When an employee is no longer working full-time (FT) due to a leave of absence, the employer cannot just leave the employee on benefits for as long as they like. There can be some flexibility, but there should be written guardrails ensuring most leaves are treated similarly so no one is discriminated against and to ensure the insurance/stop-loss carrier will ultimately pay covered claims.
- USERRA Protection: The Uniformed Services Employment and Reemployment Rights Act (USERRA) permits the employer to treat military leaves of 31 days or longer as moving to COBRA (for 24 months instead of 18 months) due to a reduction in hours.
- USERRA leave shorter than 31 days must maintain benefits.
- FMLA Protection (and state/local leave laws):
- Health benefits must be maintained during the protected leave, but the employer can usually arrange how the employee must pay their share of premiums.
- Requiring the employee to keep paying their share along the way is typically fine (unless a state/local leave law prohibits it). If this is required of FMLA, then it must be required of non-FMLA leaves, too.
- However, most employees only have a limited amount of paid leave, so there could be many weeks that are unpaid or only part of their income is replaced. Since keeping up their share of premiums may be difficult, many employers allow the employee to rack up a tab and then make double paycheck deductions once they return to full-time work.
- Other benefits are not required to be maintained under FMLA (but may be required by state/local leave laws). However, any benefits that lapse must be immediately reinstated upon resuming FT work. Resuming benefits on the first of the next month is compliant.
- If the life or disability plan requires evidence of insurability before benefits can resume, that can cause issues with the employer’s requirement to reinstate.
- The employer should discuss with the insurance carrier beforehand how long people taking FMLA (or a state/local leave) may remain on non-health benefits and what is required to reinstate if their coverage lapses.
- No Other Federal Protections: It is a common misperception that workers' comp, ADA, or PWFA protect benefits (similar to benefit protections under USERRA or FMLA).
- Workers' comp is actually state law, not federal, and must pay expenses related to the employee’s injuries. There is no requirement to maintain other benefits when not working FT.
- The Americans with Disabilities Act (ADA) and Pregnant Workers Fairness Act (PWFA) require an interactive process to determine whether reasonable accommodations can be provided. If accommodations result in a reduced work schedule to PT (usually below 30 hrs/wk) or a leave of absence, benefits do not have to be maintained if another protection does not apply.
- Health benefits must be maintained during the protected leave, but the employer can usually arrange how the employee must pay their share of premiums.
- ACA Lookback Method FT Stability Period Protection: An employer utilizing the lookback method under the Affordable Care Act (ACA) would want to keep an employee in a full-time stability period enrolled in the FT medical plan at FT rates in order to avoid potential ACA penalties.
- Some employers word their plans to allow someone in a FT stability period to also be eligible for dental, vision, or other benefits, so those benefits may also be able to remain intact.
- Approved Leave Protection: From there, the default is going to be the month any protections end (or the last month the employee worked FT if there are no protections available) is the final month the employee has coverage and is offered COBRA due to reduction in hours, or other continuation as applicable.
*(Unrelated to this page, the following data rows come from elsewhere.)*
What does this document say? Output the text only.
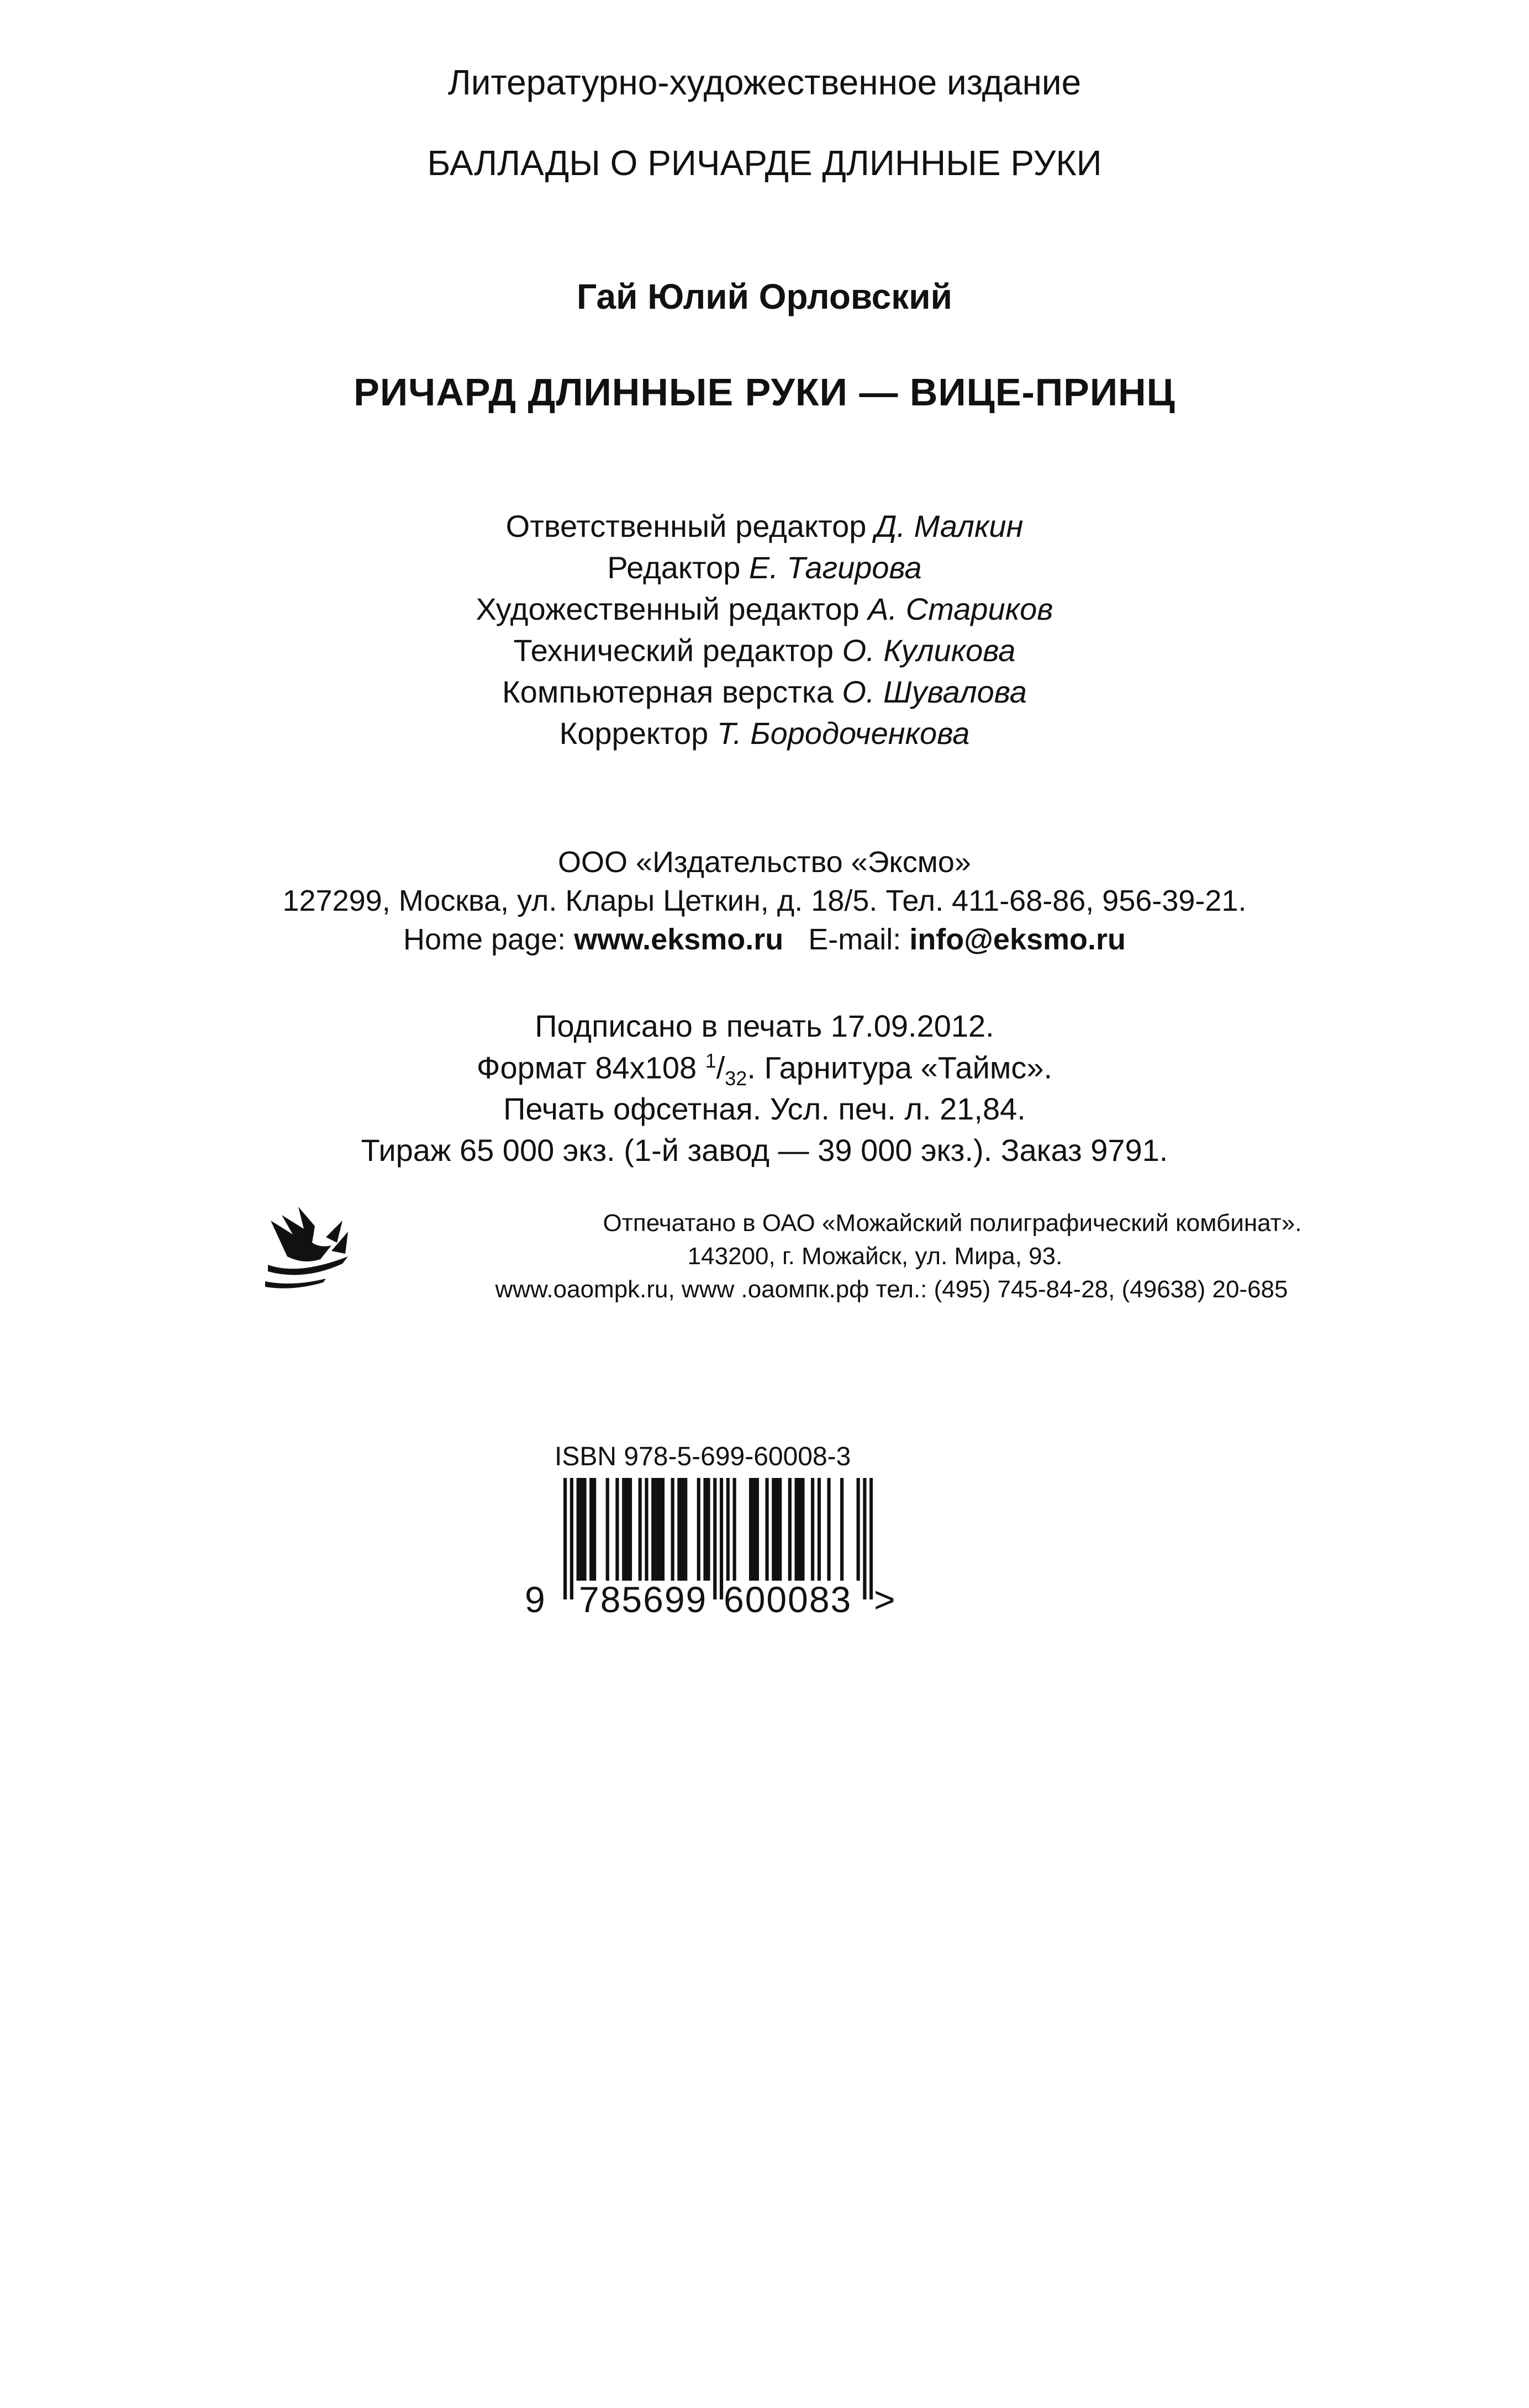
Литературно-художественное издание
БАЛЛАДЫ О РИЧАРДЕ ДЛИННЫЕ РУКИ
Гай Юлий Орловский
РИЧАРД ДЛИННЫЕ РУКИ — ВИЦЕ-ПРИНЦ
Ответственный редактор Д. Малкин
Редактор Е. Тагирова
Художественный редактор А. Стариков
Технический редактор О. Куликова
Компьютерная верстка О. Шувалова
Корректор Т. Бородоченкова
ООО «Издательство «Эксмо»
127299, Москва, ул. Клары Цеткин, д. 18/5. Тел. 411-68-86, 956-39-21.
Home page: www.eksmo.ru E-mail: info@eksmo.ru
Подписано в печать 17.09.2012.
Формат 84x108 $^1/_{32}$. Гарнитура «Таймс».
Печать офсетная. Усл. печ. л. 21,84.
Тираж 65 000 экз. (1-й завод — 39 000 экз.). Заказ 9791.
Отпечатано в ОАО «Можайский полиграфический комбинат».
143200, г. Можайск, ул. Мира, 93.
www.oaompk.ru, www .оаомпк.рф тел.: (495) 745-84-28, (49638) 20-685
ISBN 978-5-699-60008-3
9 785699 600083 >
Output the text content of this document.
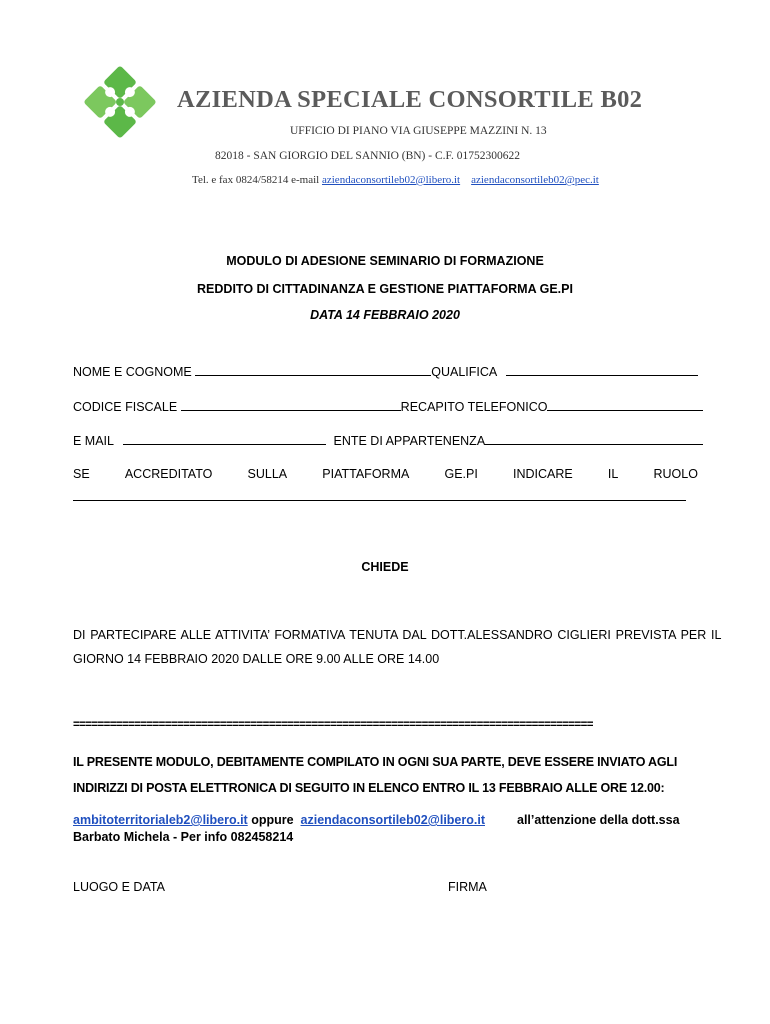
AZIENDA SPECIALE CONSORTILE B02
UFFICIO DI PIANO VIA GIUSEPPE MAZZINI N. 13
82018 - SAN GIORGIO DEL SANNIO (BN) - C.F. 01752300622
Tel. e fax 0824/58214 e-mail aziendaconsortileb02@libero.it aziendaconsortileb02@pec.it
MODULO DI ADESIONE SEMINARIO DI FORMAZIONE
REDDITO DI CITTADINANZA E GESTIONE PIATTAFORMA GE.PI
DATA 14 FEBBRAIO 2020
NOME E COGNOME	QUALIFICA
CODICE FISCALE	RECAPITO TELEFONICO
E MAIL	ENTE DI APPARTENENZA
SE	ACCREDITATO	SULLA	PIATTAFORMA	GE.PI	INDICARE	IL	RUOLO
CHIEDE
DI PARTECIPARE ALLE ATTIVITA’ FORMATIVA TENUTA DAL DOTT.ALESSANDRO CIGLIERI PREVISTA PER IL
GIORNO 14 FEBBRAIO 2020 DALLE ORE 9.00 ALLE ORE 14.00
=====================================================================================
IL PRESENTE MODULO, DEBITAMENTE COMPILATO IN OGNI SUA PARTE, DEVE ESSERE INVIATO AGLI
INDIRIZZI DI POSTA ELETTRONICA DI SEGUITO IN ELENCO ENTRO IL 13 FEBBRAIO ALLE ORE 12.00:
ambitoterritorialeb2@libero.it oppure  aziendaconsortileb02@libero.it	all’attenzione della dott.ssa
Barbato Michela - Per info 082458214
LUOGO E DATA	FIRMA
- However, the employer might negotiate with the insurance/stop-loss carrier to allow extra time, perhaps a month or two, before a move to COBRA is required. This can help ensure people are not moving in and out of COBRA unnecessarily when they are anticipated to resume FT work within a few weeks.
When an employee must be moved to COBRA, the employer can certainly consider whether to offer a COBRA subsidy for a limited time to keep the employee’s share of the premium the same. If an employer wants to pursue this, the subsidy arrangement should be in writing, only last for a limited time, and be developed in consultation with qualified counsel to ensure they do not set a precedent, do not discriminate, and do not inadvertently convey legal rights/obligations not intended by the employer or carrier.